Baptism is not supposed to be nice. It’s a simulated drowning. The old person is put to death so that the new person can emerge. “Do you not know that all of us who have been baptised into Christ Jesus have been baptised into His death?” asks Paul, polemically, in Romans. This is what it is to become a new person, to be reborn — or born again as evangelicals like to say. In film terms, think Neo being unplugged from the Matrix and unceremoniously spat out into reality down that slimy artificial birth canal. His old self had to be put to death in order for his new self to emerge into the light.
And here is the true site of Christianity’s confrontation with secular humanism. Let me put it baldly for argument’s sake. Christians have a generally dark and negative view of human nature. Which is why human beings need to take such drastic existential measures as baptism: death and resurrection. This is not a disparagement of human beings — simply a realistic assessment of the egotistical stuff from which we are made. {read it all}
For myself, I’m not certain I can go the whole way with Fraser and look upon the Devil as a sort of personalization of the dark side of human nature. But I will say the Devil is at least that, and, as such, the renunciation should not be removed from the baptismal liturgy, regardless of the possible confusion. The reality is that people will be confused by the faith. It’s our job as Christians to make the faith comprehensible without diluting it.
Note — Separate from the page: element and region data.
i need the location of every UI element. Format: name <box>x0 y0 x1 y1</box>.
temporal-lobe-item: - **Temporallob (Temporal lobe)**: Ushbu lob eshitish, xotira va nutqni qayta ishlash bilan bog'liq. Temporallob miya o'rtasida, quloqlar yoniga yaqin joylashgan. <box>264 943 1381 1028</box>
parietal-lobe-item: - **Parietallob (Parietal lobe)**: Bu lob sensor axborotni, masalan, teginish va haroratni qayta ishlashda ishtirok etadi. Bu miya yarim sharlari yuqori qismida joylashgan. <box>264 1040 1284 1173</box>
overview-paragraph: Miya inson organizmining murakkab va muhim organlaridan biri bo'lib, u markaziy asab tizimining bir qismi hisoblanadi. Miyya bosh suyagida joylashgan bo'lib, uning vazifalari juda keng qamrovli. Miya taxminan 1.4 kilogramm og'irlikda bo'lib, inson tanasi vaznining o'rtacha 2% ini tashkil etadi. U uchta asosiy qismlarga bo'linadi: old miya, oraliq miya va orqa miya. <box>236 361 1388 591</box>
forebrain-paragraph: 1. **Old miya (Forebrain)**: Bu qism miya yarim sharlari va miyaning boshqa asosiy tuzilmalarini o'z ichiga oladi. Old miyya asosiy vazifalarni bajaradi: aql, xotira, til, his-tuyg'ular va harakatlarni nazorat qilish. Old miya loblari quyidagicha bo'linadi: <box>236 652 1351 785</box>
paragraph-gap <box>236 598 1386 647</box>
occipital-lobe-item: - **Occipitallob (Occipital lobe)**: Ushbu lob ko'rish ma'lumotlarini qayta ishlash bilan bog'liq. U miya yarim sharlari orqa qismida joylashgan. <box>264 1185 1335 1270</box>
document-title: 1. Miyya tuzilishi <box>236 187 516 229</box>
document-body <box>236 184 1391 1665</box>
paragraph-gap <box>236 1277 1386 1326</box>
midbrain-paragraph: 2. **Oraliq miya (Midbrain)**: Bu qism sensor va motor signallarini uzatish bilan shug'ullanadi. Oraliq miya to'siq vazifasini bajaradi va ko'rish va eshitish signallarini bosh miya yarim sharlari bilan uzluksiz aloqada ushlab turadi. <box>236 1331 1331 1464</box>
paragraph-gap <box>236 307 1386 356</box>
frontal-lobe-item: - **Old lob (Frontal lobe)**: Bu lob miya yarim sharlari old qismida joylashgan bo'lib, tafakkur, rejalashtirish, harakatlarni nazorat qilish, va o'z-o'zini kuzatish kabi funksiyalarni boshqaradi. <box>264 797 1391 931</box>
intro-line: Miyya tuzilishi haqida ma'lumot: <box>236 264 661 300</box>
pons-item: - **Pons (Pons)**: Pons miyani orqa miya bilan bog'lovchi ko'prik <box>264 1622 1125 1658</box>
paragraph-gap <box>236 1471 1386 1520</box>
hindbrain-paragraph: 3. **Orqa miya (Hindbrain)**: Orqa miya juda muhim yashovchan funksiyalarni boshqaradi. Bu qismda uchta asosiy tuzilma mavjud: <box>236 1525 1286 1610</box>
It may be that part of this issue is driven by the impulse within the Church of England to fulfill its role as a national church (an impulse that I am in many ways sympathetic to) and therefore to ensure the sacraments are open to all, no matter how ill-informed or unwilling to become informed they may be. If so, I’d stake my ground out on the move that underlies the reform of the baptismal liturgy in the 1979 Book of Common Prayer, namely, the shift away from so-called “indiscriminate baptism” and toward the normative baptism of adults, with allowance for the baptism of children of believers (broadly interpreted as children whose faith formation a responsible Christian adult will take responsibility for).
I do hope that the Church of England remembers that the Devil is indeed in the details of human experience, whether they want to name him or not.
The featured image is “Satan Sowing” (ca. 1872) by Félicien Rops. It is licensed under Creative Commons.